List & Monetize Your Skill
Submit your Claude Code skill and start earning
Use Cases▌
Task Automation & Efficiency
Automate repetitive workflows and reduce manual effort
Example
Generate reports, summarize documents, draft communications
Save 3-5 hours per week on routine tasks
Knowledge Enhancement
Learn new skills, understand complex topics, get expert guidance
Example
Explain concepts, provide examples, suggest learning resources
Accelerate learning and skill development by 2x
Quality Improvement
Enhance output quality through reviews, suggestions, and refinements
Example
Review drafts, suggest improvements, catch errors
Improve work quality by 30-40% with less effort
Implementation Guide▌
Prerequisites
- ›Claude Desktop or compatible AI client with skill support
- ›Clear understanding of task or problem to solve
- ›Willingness to iterate and refine outputs
Time Estimate
15-45 minutes depending on use case complexity
Installation Steps
- 1.Install skill using provided installation command
- 2.Test with simple use case relevant to your work
- 3.Evaluate output quality and relevance
- 4.Iterate on prompts to improve results
- 5.Integrate into regular workflow if valuable
Common Pitfalls
- ⚠Expecting perfect results without iteration
- ⚠Not providing enough context in prompts
- ⚠Using skill for tasks outside its intended scope
- ⚠Accepting outputs without review and validation
Best Practices▌
✓ Do
- +Start with clear, specific prompts
- +Provide relevant context and constraints
- +Review and refine all outputs before using
- +Iterate to improve output quality
- +Document successful prompt patterns
✗ Don't
- −Don't use without understanding skill limitations
- −Don't skip validation of outputs
- −Don't share sensitive information in prompts
- −Don't expect skill to replace human judgment
💡 Pro Tips
- ★Be specific about desired format and style
- ★Ask for multiple options to choose from
- ★Request explanations to understand reasoning
- ★Combine AI efficiency with human expertise
When to Use This▌
✓ Use When
Use when skill capabilities match your task, clear ROI on time saved, and you can validate outputs. Best for repetitive tasks, learning, and quality improvement.
✗ Avoid When
Avoid when task requires deep expertise you can't validate, involves sensitive decisions, or when learning process is more valuable than speed of completion.
Learning Path▌
- 1Familiarize yourself with skill capabilities and limitations
- 2Start with low-risk, non-critical tasks
- 3Progress to more complex and valuable use cases
- 4Build expertise through regular use and experimentation
Discussion
Product Hunt–style comments (not star reviews)- No comments yet — start the thread.
Ratings
4.5★★★★★47 reviews- ★★★★★Pratham Ware· Dec 16, 2024
analyzing-indicators-of-compromise is among the better-maintained entries we tried; worth keeping pinned for repeat workflows.
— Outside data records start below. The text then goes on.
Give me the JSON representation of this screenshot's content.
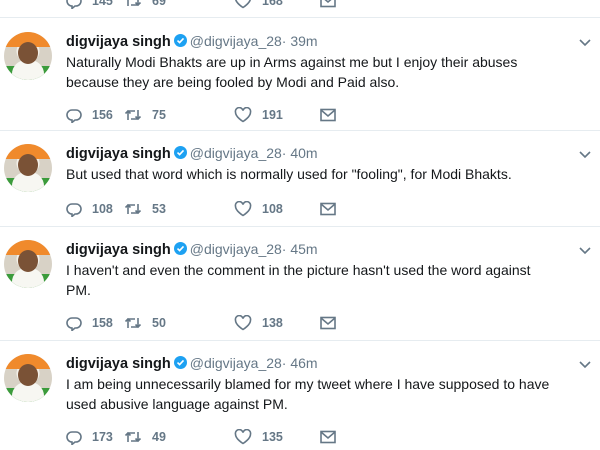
{
  "partial_top": {
    "replies": "145",
    "retweets": "69",
    "likes": "168"
  },
  "tweets": [
    {
      "name": "digvijaya singh",
      "handle": "@digvijaya_28",
      "time": "· 39m",
      "text_lines": [
        "Naturally Modi Bhakts are up in Arms against me but I enjoy their abuses",
        "because they are being fooled by Modi and Paid also."
      ],
      "replies": "156",
      "retweets": "75",
      "likes": "191"
    },
    {
      "name": "digvijaya singh",
      "handle": "@digvijaya_28",
      "time": "· 40m",
      "text_lines": [
        "But used that word which is normally used for \"fooling\", for Modi Bhakts."
      ],
      "replies": "108",
      "retweets": "53",
      "likes": "108"
    },
    {
      "name": "digvijaya singh",
      "handle": "@digvijaya_28",
      "time": "· 45m",
      "text_lines": [
        "I haven't and even the comment in the picture hasn't used the word against",
        "PM."
      ],
      "replies": "158",
      "retweets": "50",
      "likes": "138"
    },
    {
      "name": "digvijaya singh",
      "handle": "@digvijaya_28",
      "time": "· 46m",
      "text_lines": [
        "I am being unnecessarily blamed for my tweet where I have supposed to have",
        "used abusive language against PM."
      ],
      "replies": "173",
      "retweets": "49",
      "likes": "135"
    }
  ],
  "icons": {
    "reply": "reply-icon",
    "retweet": "retweet-icon",
    "like": "heart-icon",
    "dm": "envelope-icon",
    "verified": "verified-badge-icon",
    "caret": "chevron-down-icon"
  },
  "colors": {
    "muted": "#657786",
    "verified": "#1da1f2",
    "divider": "#e6ecf0"
  }
}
- ★★★★★Henry Agarwal· Dec 12, 2024
Useful defaults in analyzing-indicators-of-compromise — fewer surprises than typical one-off scripts, and it plays nicely with `npx skills` flows.
- ★★★★★Kabir Tandon· Dec 8, 2024
analyzing-indicators-of-compromise is among the better-maintained entries we tried; worth keeping pinned for repeat workflows.
- ★★★★★Omar White· Dec 4, 2024
analyzing-indicators-of-compromise fits our agent workflows well — practical, well scoped, and easy to wire into existing repos.
- ★★★★★Henry Bansal· Nov 27, 2024
Solid pick for teams standardizing on skills: analyzing-indicators-of-compromise is focused, and the summary matches what you get after install.
- ★★★★★Dev Reddy· Nov 27, 2024
Keeps context tight: analyzing-indicators-of-compromise is the kind of skill you can hand to a new teammate without a long onboarding doc.
- ★★★★★Dev Sethi· Nov 23, 2024
Registry listing for analyzing-indicators-of-compromise matched our evaluation — installs cleanly and behaves as described in the markdown.
- ★★★★★Sakshi Patil· Nov 7, 2024
Keeps context tight: analyzing-indicators-of-compromise is the kind of skill you can hand to a new teammate without a long onboarding doc.
- ★★★★★Lucas Sanchez· Nov 3, 2024
I recommend analyzing-indicators-of-compromise for anyone iterating fast on agent tooling; clear intent and a small, reviewable surface area.
- ★★★★★Chaitanya Patil· Oct 26, 2024
Registry listing for analyzing-indicators-of-compromise matched our evaluation — installs cleanly and behaves as described in the markdown.